Candea has been developing what he calls a "software fuse," a monitoring system that looks at the data entering and exiting a module. The monitor uses predetermined data limits and flags a problem if data is outside the limits. The computer operator can set the limits and monitor how often they are violated.
In addition to the fuse concept, a complete monitoring system includes database guards and what is known as a software cop to create a predictability harness that ensures that the system will remain in normal operating territory.
"The fuses, guards and cops are provided by the software vendor together with the product he ships, in the form of a predictability harness. In some sense, this provides insurance for the vendor that his software won't be exposed to an unusual environment," Candea said. "Operators using the software can then selectively enable/disable any of the three components of the predictability harness and can also extend them as needed."
Of course, all of this monitoring and recovery software exacts a penalty in the overall speed of a system, but the ROC movement accepts that as inevitable, characterizing current systems as "fast and flaky." The alternative is to perfect current systems so that they can run at top speed without crashing.

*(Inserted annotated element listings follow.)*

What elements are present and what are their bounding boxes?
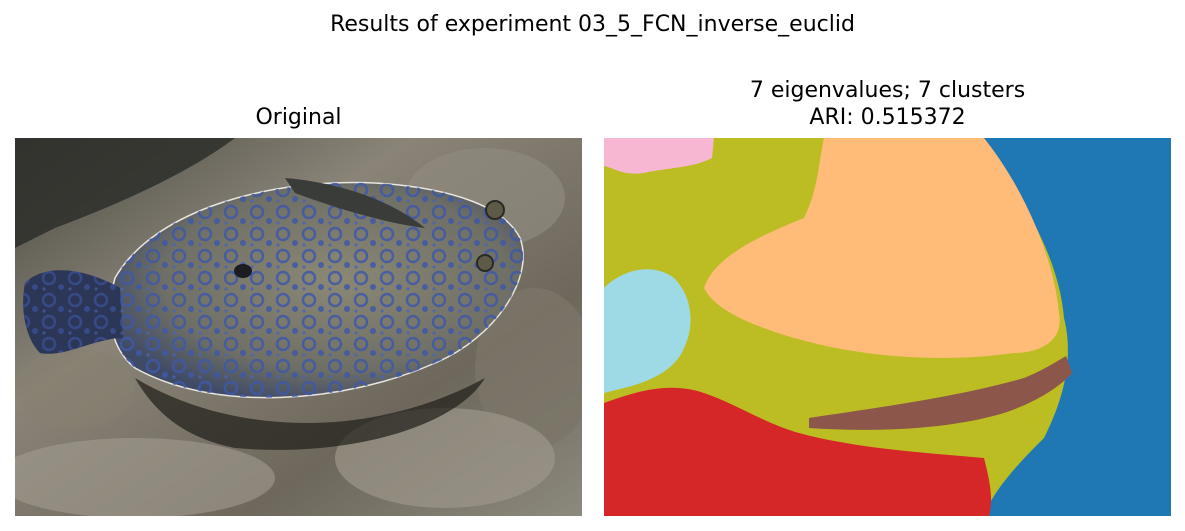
cluster-blue-region — [979, 138, 1171, 516]
original-panel-title: Original — [255, 105, 342, 130]
segmentation-title-line2: ARI: 0.515372 — [809, 105, 966, 130]
cluster-orange-region — [704, 138, 1060, 358]
segmentation-image — [604, 138, 1171, 516]
cluster-map — [604, 138, 1171, 516]
flounder-photo — [15, 138, 582, 516]
cluster-cyan-region — [604, 269, 691, 393]
cluster-pink-region — [604, 138, 714, 174]
cluster-red-region — [604, 387, 992, 516]
segmentation-panel-title: 7 eigenvalues; 7 clusters ARI: 0.515372 — [604, 77, 1171, 131]
segmentation-title-line1: 7 eigenvalues; 7 clusters — [749, 78, 1026, 103]
figure-suptitle: Results of experiment 03_5_FCN_inverse_e… — [330, 12, 855, 37]
original-image — [15, 138, 582, 516]
cluster-brown-region — [809, 356, 1072, 430]
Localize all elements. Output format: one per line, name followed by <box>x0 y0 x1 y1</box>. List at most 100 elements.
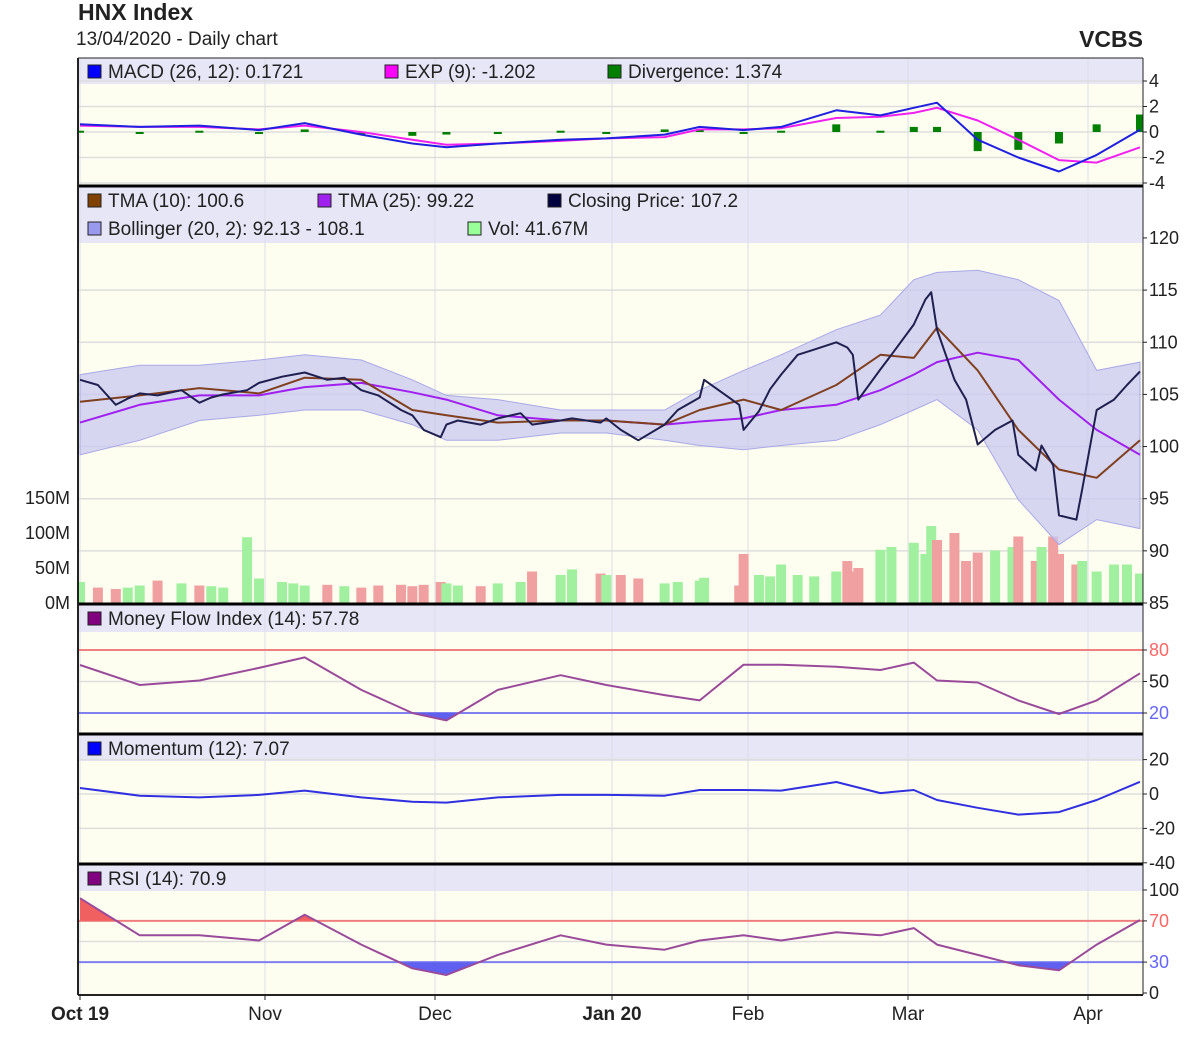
x-tick-label: Nov <box>248 1004 282 1025</box>
price-legend-label: Closing Price: 107.2 <box>568 191 738 212</box>
volume-bar <box>356 587 367 603</box>
divergence-bar <box>556 130 565 133</box>
volume-bar <box>615 575 626 603</box>
divergence-bar <box>909 126 918 132</box>
x-tick-label: Jan 20 <box>582 1004 641 1025</box>
rsi-legend-label: RSI (14): 70.9 <box>108 869 226 890</box>
rsi-tick-label: 30 <box>1149 952 1169 972</box>
price-tick-label: 90 <box>1149 541 1169 561</box>
tma10-line <box>79 326 1141 479</box>
volume-bar <box>176 583 187 603</box>
divergence-bar <box>1136 114 1143 132</box>
price-tick-label: 95 <box>1149 489 1169 509</box>
volume-tick-label: 150M <box>25 488 70 508</box>
volume-bar <box>633 578 644 603</box>
x-tick-label: Oct 19 <box>51 1004 109 1025</box>
volume-bar <box>407 586 418 603</box>
tma25-line <box>79 351 1141 456</box>
volume-bar <box>194 585 205 603</box>
macd-line <box>79 101 1141 173</box>
macd-legend-swatch <box>384 64 399 79</box>
volume-bar <box>452 585 463 603</box>
volume-bar <box>435 582 446 603</box>
rsi-legend-swatch <box>87 871 102 886</box>
volume-bar <box>754 575 765 603</box>
volume-tick-label: 50M <box>35 558 70 578</box>
price-legend-swatch <box>87 193 102 208</box>
macd-tick-label: 2 <box>1149 97 1159 117</box>
price-tick-label: 85 <box>1149 593 1169 613</box>
mfi-tick-label: 50 <box>1149 672 1169 692</box>
volume-bar <box>152 580 163 603</box>
volume-bar <box>218 587 229 603</box>
volume-bar <box>78 582 85 603</box>
divergence-bar <box>1054 132 1063 144</box>
x-tick-label: Dec <box>418 1004 452 1025</box>
momentum-tick-label: 20 <box>1149 750 1169 770</box>
price-tick-label: 120 <box>1149 228 1179 248</box>
volume-bar <box>122 587 133 603</box>
volume-bar <box>932 540 943 603</box>
volume-bar <box>853 568 864 603</box>
mfi-legend-label: Money Flow Index (14): 57.78 <box>108 609 359 630</box>
volume-bar <box>672 582 683 603</box>
volume-bar <box>515 582 526 603</box>
volume-bar <box>475 586 486 603</box>
rsi-line <box>79 897 1141 976</box>
rsi-panel-legend-band <box>78 865 1143 891</box>
volume-bar <box>339 586 350 603</box>
closing-price-line <box>79 291 1141 521</box>
brand-label: VCBS <box>1079 26 1143 52</box>
divergence-bar <box>442 132 451 135</box>
divergence-bar <box>493 132 502 134</box>
momentum-legend-swatch <box>87 741 102 756</box>
price-legend-label: TMA (25): 99.22 <box>338 191 474 212</box>
volume-bar <box>1122 564 1132 603</box>
chart-title: HNX Index <box>78 0 194 25</box>
volume-bar <box>134 585 145 603</box>
x-tick-label: Mar <box>892 1004 925 1025</box>
volume-bar <box>886 547 897 603</box>
macd-tick-label: 0 <box>1149 122 1159 142</box>
volume-bar <box>1013 536 1024 603</box>
volume-bar <box>961 561 972 603</box>
price-tick-label: 115 <box>1149 280 1178 300</box>
rsi-tick-label: 70 <box>1149 911 1169 931</box>
divergence-bar <box>1092 124 1101 132</box>
momentum-tick-label: -40 <box>1149 853 1175 873</box>
volume-bar <box>242 537 253 603</box>
volume-bar <box>1030 561 1041 603</box>
volume-bar <box>527 571 538 603</box>
divergence-bar <box>357 132 366 135</box>
volume-bar <box>908 542 919 603</box>
volume-bar <box>277 582 287 603</box>
volume-bar <box>659 583 670 603</box>
divergence-bar <box>695 129 704 132</box>
volume-bar <box>1109 564 1119 603</box>
momentum-line <box>79 780 1141 816</box>
macd-tick-label: -4 <box>1149 173 1165 193</box>
volume-bar <box>776 564 787 603</box>
macd-legend-label: EXP (9): -1.202 <box>405 62 536 83</box>
volume-bar <box>699 577 710 603</box>
divergence-bar <box>408 132 417 136</box>
macd-legend-swatch <box>87 64 102 79</box>
volume-bar <box>926 526 937 603</box>
divergence-bar <box>255 132 264 134</box>
divergence-bar <box>933 126 942 132</box>
price-legend-label: TMA (10): 100.6 <box>108 191 244 212</box>
volume-bar <box>738 554 749 603</box>
volume-bar <box>1091 571 1102 603</box>
volume-bar <box>1007 547 1018 603</box>
rsi-tick-label: 100 <box>1149 880 1179 900</box>
divergence-bar <box>739 132 748 134</box>
volume-bar <box>110 589 121 603</box>
chart-subtitle: 13/04/2020 - Daily chart <box>76 29 278 50</box>
price-tick-label: 100 <box>1149 437 1179 457</box>
volume-bar <box>601 575 612 603</box>
volume-bar <box>206 586 217 603</box>
volume-bar <box>809 576 820 603</box>
divergence-bar <box>876 130 885 133</box>
macd-legend-label: MACD (26, 12): 0.1721 <box>108 62 303 83</box>
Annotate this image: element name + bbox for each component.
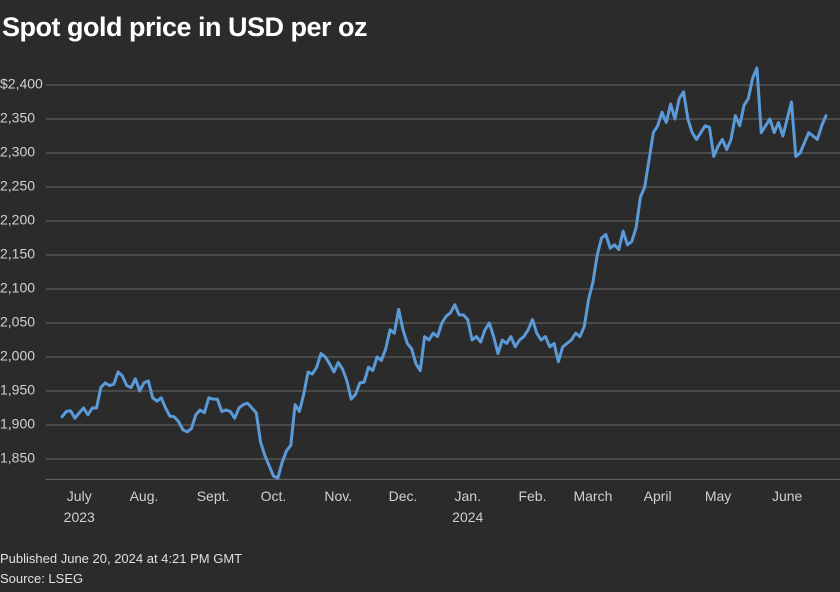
y-tick-label: 2,100 (0, 280, 35, 296)
x-tick-label: March (573, 488, 613, 504)
x-tick-label: Oct. (260, 488, 287, 504)
chart-title: Spot gold price in USD per oz (2, 12, 368, 42)
x-tick-label: Nov. (324, 488, 353, 504)
x-tick-label: Sept. (196, 488, 230, 504)
y-tick-label: 2,350 (0, 110, 35, 126)
y-tick-label: 2,250 (0, 178, 35, 194)
source-note: Source: LSEG (0, 571, 84, 586)
price-line (60, 66, 828, 480)
x-tick-label: Dec. (388, 488, 418, 504)
y-tick-label: 2,050 (0, 314, 35, 330)
y-tick-label: 2,200 (0, 212, 35, 228)
x-tick-label: July 2023 (63, 488, 95, 525)
published-note: Published June 20, 2024 at 4:21 PM GMT (0, 551, 243, 566)
y-tick-label: 2,150 (0, 246, 35, 262)
x-tick-label: Feb. (518, 488, 547, 504)
x-tick-label: June (771, 488, 803, 504)
y-tick-label: 1,950 (0, 382, 35, 398)
y-tick-label: 1,850 (0, 450, 35, 466)
x-tick-label: Aug. (129, 488, 159, 504)
y-tick-label: 2,300 (0, 144, 35, 160)
x-tick-label: April (643, 488, 672, 504)
y-tick-label: 1,900 (0, 416, 35, 432)
x-tick-label: May (704, 488, 732, 504)
x-tick-label: Jan. 2024 (452, 488, 484, 525)
y-tick-label: $2,400 (0, 76, 43, 92)
y-tick-label: 2,000 (0, 348, 35, 364)
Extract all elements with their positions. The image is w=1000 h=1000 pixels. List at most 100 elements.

"Computer science as I learned it was that things should be perfect, and you should keep working until the thing is perfect," said Patterson. In reality, however, "hardware breaks, software has bugs, operators make mistakes.
Deal with it."
Patterson believes that this philosophy should have been adopted right at the beginning of electronic computer technology. "We draw the analogy to bridge builders, whose railroad bridges failed regularly until they started including margins of safety into their designs," he said. But an exclusive focus on pushing up performance has meant that the critical work on fail-safe systems was never performed.
Increasing the reliability of computer systems was one motivation behind Patterson's work on RISC architecture. "A related issue was bugs in large microcode, which were prevalent in the minicomputers of the day. It struck me that it would be very expensive to include a repair mechanism for microcode of microprocessors, which you needed in minicomputers, so it made sense to have a simpler instruction set so that you needed very little microcode," he explained.
After the RISC approach caught on, Patterson began to get more involved in reliability issues. He began designing blade-style computers in which the CPU was inside the disk storage unit and large clusters were connected by redundant Ethernet connections. The goal was to reduce the cost and push up the performance of large computing resources.
"The feedback we got from the people we talked to in industry is that the real problem of servers wasn't better cost/performance, it was the difficulty of making things work properly and cost of ownership," he recalled. In fact, while the cost of computing resources has plummeted, the cost of maintaining computer systems has skyrocketed, although those costs are usually hidden inside corporations' IT staff budgets.
"We also had personal experience running a storage-oriented cluster for the San Francisco Museum," Patterson said. " Our painful experience started us on this road [to ROC design]."